DISTRIB_KYLIN_RELEASE=V10
DISTRIB_VERSION_TYPE=enterprise
DISTRIB_VERSION_MODE=normal
3.6.13 |Anaconda, Inc.| (default, Jun 4 2021, 14:25:59)
[GCC 7.5.0]
==========Pytorch==========
1.8.2
torch.cuda.is_available(): True
==========NVIDIA-SMI==========
/usr/bin/nvidia-smi
Driver Version 510.108.03
CUDA Version 11.6
VBIOS Version 94.02.85.00.70
Image Version G001.0000.03.03
GSP Firmware Version N/A
==========NVCC==========
/usr/local/cuda-11.3/bin/nvcc
nvcc: NVIDIA (R) Cuda compiler driver
Copyright (c) 2005-2021 NVIDIA Corporation
Built on Mon_May__3_19:15:13_PDT_2021
Cuda compilation tools, release 11.3, V11.3.109
Build cuda_11.3.r11.3/compiler.29920130_0
==========CC==========
/usr/bin/c++
c++ (Ubuntu 9.4.0-1ubuntu1~20.04.1) 9.4.0
Copyright (C) 2019 Free Software Foundation, Inc.
This is free software; see the source for copying conditions.
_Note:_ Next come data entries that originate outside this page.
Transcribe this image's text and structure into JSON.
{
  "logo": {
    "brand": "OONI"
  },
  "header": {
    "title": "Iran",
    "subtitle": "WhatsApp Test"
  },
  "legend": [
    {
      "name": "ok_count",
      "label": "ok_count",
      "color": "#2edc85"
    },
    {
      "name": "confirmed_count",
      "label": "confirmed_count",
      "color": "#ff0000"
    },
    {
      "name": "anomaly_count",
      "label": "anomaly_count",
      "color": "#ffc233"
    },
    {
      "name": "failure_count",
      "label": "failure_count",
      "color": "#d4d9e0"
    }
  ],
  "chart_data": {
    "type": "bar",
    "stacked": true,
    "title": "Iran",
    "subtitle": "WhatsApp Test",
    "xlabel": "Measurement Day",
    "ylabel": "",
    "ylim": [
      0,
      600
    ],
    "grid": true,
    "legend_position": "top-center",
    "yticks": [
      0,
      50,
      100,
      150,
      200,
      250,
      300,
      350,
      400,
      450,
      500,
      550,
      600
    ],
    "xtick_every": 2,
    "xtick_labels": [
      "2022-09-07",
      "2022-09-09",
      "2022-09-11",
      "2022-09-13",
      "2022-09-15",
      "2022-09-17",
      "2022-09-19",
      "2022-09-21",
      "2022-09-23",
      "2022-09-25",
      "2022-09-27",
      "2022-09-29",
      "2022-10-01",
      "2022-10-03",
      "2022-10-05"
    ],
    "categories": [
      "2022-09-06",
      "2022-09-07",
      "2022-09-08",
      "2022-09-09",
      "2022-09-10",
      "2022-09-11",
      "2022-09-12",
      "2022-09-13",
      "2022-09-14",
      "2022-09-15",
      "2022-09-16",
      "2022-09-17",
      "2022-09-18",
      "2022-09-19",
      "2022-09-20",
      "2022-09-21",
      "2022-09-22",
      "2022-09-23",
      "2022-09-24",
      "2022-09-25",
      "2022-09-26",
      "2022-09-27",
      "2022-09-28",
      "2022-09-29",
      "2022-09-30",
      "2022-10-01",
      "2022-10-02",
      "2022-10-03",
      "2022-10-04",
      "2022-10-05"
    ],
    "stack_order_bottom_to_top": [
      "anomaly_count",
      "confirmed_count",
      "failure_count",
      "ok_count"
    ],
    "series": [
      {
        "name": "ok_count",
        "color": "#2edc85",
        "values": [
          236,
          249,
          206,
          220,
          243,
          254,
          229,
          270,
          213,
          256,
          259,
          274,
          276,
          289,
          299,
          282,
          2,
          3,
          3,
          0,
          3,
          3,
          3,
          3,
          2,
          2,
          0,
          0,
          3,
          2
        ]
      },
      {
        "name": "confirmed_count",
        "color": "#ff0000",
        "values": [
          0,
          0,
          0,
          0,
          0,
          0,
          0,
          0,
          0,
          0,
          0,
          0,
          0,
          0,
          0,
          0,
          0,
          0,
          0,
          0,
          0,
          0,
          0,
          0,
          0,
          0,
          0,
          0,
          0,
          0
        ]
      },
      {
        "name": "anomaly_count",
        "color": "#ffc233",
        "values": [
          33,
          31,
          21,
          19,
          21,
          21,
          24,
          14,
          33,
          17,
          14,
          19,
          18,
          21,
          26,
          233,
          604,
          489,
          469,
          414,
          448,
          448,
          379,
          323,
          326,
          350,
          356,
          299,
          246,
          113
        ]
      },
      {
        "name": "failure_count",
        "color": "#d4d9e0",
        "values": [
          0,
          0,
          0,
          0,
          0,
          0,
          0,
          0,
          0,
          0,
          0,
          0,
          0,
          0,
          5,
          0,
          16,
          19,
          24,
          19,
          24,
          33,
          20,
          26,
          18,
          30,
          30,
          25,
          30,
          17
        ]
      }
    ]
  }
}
There is NO
warranty; not even for MERCHANTABILITY or FITNESS FOR A PARTICULAR PURPOSE.
==========MinkowskiEngine==========
0.5.4
MinkowskiEngine compiled with CUDA Support: True
NVCC version MinkowskiEngine is compiled: 11030
CUDART version MinkowskiEngine is compiled: 11030
Additional context It may need to run more times to see the md5 difference when execution on gpu.
@chrischoy Can you check this problem, thanks.